When the fourth round of amicus briefs (firstly the ones in support of Samsung's position, then Apple's backers) come in, it would be very surprising if Apple got more support, in qualitative or in quantitative terms, than Samsung on this issue. The economy at large and society at large stand to lose from overcompensation of design patent holders. But Apple, with its vast resources, is now probably making quite an effort to drum up support, and that effort will yield some results.
There are four main categories of stakeholders among the potential amici curiae in this case:
Tech companies: In the past, Apple had virtually no support from that group of stakeholders, and Samsung had plenty. Technology businesses typically don't want their engineering efforts to be undervalued (but that is what an unapportioned disgorgement of infringer's profits would do). Samsung appears to hold more U.S. design patents than any other company, and Samsung itself is now fighting for apportionment.
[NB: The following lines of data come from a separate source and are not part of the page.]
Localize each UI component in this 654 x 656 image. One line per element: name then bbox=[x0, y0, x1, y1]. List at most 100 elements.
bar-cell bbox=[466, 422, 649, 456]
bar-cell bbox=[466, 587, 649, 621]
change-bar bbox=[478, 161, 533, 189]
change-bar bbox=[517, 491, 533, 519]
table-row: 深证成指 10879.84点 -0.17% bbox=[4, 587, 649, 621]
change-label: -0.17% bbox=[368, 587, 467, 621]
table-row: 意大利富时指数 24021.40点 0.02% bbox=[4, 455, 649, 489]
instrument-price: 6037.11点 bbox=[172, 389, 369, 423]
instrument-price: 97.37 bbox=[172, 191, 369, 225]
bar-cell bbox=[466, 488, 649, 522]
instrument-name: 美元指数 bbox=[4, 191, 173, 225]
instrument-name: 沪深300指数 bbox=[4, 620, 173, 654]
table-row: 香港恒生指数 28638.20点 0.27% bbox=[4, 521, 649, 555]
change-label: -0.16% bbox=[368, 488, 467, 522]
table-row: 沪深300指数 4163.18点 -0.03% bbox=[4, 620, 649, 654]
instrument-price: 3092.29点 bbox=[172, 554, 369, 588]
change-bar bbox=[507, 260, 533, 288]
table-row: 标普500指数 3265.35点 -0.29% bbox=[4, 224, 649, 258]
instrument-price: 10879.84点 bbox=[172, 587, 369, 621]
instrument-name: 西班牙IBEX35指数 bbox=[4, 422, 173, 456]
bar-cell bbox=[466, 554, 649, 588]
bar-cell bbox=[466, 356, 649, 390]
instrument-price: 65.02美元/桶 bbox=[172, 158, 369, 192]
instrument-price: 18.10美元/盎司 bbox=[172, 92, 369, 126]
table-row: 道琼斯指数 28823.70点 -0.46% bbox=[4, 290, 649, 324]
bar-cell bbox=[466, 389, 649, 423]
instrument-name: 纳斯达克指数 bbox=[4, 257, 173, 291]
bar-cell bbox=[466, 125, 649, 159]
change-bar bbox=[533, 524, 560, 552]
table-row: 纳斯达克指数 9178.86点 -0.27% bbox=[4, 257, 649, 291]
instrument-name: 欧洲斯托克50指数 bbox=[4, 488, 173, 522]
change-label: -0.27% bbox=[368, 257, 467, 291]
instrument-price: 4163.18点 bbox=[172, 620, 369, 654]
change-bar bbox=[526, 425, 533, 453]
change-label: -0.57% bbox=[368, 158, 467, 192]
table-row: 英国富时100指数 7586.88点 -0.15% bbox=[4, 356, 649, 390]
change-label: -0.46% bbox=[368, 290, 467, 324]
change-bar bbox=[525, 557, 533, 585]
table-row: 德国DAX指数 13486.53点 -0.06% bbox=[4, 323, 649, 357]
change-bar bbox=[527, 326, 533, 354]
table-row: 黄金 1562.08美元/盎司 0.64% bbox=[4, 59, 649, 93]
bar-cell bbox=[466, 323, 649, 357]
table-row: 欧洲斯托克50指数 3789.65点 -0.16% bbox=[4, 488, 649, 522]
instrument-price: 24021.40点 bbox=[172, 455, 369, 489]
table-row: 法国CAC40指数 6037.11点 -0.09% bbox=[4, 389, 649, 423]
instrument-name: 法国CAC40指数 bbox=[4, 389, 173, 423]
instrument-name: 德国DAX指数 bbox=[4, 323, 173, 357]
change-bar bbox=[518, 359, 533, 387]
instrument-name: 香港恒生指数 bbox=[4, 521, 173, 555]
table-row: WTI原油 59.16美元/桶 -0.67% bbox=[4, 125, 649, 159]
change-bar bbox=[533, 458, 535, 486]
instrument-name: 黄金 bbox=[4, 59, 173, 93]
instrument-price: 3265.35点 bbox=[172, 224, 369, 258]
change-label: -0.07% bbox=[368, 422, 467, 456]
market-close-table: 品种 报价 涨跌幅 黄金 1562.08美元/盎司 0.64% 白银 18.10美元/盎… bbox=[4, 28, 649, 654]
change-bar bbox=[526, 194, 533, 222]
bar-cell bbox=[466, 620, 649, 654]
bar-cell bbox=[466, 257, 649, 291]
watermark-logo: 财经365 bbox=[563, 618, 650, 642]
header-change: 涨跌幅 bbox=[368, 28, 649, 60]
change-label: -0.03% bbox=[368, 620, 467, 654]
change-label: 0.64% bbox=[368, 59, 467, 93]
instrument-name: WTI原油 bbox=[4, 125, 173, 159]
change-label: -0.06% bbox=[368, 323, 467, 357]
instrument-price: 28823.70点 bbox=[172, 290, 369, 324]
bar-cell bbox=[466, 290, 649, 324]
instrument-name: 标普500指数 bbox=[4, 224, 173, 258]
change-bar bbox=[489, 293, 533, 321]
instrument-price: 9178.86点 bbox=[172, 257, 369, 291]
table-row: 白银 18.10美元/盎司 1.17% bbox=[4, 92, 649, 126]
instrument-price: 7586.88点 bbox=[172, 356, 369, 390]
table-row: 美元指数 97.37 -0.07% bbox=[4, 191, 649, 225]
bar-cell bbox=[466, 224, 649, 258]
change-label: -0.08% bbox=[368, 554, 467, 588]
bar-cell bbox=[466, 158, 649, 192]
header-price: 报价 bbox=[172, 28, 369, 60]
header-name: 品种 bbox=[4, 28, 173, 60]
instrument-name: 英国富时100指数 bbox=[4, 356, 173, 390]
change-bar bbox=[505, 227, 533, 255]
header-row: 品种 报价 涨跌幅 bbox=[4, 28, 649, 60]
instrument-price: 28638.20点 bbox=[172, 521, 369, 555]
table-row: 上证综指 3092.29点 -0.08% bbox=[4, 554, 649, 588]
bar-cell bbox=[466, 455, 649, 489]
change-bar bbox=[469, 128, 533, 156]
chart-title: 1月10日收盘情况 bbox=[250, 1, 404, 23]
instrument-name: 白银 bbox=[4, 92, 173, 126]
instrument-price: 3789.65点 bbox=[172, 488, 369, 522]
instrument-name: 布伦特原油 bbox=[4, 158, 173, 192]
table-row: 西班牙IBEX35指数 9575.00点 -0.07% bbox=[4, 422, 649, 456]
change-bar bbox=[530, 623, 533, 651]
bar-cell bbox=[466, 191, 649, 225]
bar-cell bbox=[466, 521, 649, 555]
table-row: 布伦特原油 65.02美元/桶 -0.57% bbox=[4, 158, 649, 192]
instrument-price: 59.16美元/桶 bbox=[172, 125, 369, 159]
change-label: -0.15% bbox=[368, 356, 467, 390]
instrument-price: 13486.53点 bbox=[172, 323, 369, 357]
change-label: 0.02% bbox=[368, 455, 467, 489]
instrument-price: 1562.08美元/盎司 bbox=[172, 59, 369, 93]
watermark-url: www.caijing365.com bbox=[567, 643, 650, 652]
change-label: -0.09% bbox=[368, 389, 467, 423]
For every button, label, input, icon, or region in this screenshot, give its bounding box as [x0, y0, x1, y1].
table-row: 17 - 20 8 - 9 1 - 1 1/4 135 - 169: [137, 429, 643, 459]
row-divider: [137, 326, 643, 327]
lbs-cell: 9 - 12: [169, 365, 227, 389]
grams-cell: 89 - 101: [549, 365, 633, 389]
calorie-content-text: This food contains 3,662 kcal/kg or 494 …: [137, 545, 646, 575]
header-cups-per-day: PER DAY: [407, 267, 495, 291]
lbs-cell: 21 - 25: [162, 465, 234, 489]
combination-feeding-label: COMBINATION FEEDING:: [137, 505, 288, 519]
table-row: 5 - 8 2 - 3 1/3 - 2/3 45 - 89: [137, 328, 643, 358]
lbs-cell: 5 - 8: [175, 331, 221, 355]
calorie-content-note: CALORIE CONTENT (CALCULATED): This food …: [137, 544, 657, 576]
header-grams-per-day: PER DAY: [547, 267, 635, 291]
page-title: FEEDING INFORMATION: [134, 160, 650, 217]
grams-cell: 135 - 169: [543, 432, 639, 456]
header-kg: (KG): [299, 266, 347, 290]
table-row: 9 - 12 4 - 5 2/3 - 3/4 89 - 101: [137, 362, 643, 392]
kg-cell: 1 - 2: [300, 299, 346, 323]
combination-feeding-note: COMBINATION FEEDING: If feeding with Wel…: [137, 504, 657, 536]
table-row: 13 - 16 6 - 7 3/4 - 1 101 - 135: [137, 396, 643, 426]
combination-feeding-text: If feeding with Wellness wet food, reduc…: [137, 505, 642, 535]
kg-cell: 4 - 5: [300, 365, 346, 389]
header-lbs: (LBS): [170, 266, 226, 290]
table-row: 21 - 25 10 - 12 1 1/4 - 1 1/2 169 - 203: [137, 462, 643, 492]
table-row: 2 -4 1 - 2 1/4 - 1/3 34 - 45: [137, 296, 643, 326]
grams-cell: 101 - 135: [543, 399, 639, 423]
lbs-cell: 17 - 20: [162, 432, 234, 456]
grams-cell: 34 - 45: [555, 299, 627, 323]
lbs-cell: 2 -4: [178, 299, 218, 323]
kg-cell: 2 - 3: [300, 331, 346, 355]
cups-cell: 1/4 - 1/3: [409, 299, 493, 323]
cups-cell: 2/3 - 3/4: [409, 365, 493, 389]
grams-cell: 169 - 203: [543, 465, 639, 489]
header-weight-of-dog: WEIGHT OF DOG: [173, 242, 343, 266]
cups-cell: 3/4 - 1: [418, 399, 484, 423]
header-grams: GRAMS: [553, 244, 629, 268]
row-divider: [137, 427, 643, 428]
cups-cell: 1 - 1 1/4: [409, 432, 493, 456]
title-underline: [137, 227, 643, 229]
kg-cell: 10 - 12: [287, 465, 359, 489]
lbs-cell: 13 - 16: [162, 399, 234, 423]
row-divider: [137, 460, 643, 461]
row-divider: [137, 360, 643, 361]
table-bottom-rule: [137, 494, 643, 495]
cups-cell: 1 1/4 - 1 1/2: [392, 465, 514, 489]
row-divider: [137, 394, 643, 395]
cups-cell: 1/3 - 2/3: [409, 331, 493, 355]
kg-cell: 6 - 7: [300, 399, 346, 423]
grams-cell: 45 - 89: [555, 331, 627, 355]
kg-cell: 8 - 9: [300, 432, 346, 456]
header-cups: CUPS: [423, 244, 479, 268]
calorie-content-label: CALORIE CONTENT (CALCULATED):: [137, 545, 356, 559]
So far, the only tech company (besides Apple) that I've seen enforce a design patent is Microsoft (in its patent spat with Corel), and Microsoft may consider iOS the "lesser evil" among competing operating systems than Android. Then, Microsoft has actually advocated reasonableness in patent remedies (and balanced procedural rules) in a number of cases over the last 10 years, and I'm sure Microsoft wouldn't want to be liable for a disgorgement of infringer's profits if a single Windows icon was ever found to infringe someone else's design patent.
No-tech and low-tech companies: Even product categories that are less multifunctional than smartphones and tablet computers typically embody more than just one patentable design. It is, therefore, hard to imagine that many companies from outside the high-tech sector would support Apple, but we'll see.
Non-governmental organizations: public interest advocates routinely oppose overcompensation of right holders.
The U.S. government: In a high-profile context like this, the administration usually expresses its views, but it doesn't have to (for example, it can also file something that fills a lot of pages without clearly taking anybody's side, or it could even elect not to file anything at all). It's one of the Solicitor General's tasks to represent the United States in court. The Solicitor General is a Department of Justice (DoJ) official, but the DoJ will likely consult with key government agencies such as the United States Patent and Trademark Office (USPTO) and the Department of Commerce on this matter. The USPTO never wants to discourage patentees from filing applications, but it also knows that economically devastating and blatantly unreasonable remedies ultimately hurt the patent system and could result in legislative action. The Department of Commerce has to think about implications for the economy at large, not just one company, albeit the #1 U.S. company by some criteria.
In about five weeks from now, we'll see how successful Samsung's mobilization efforts have been, and two months after that we'll see the fruits of Apple's campaigning.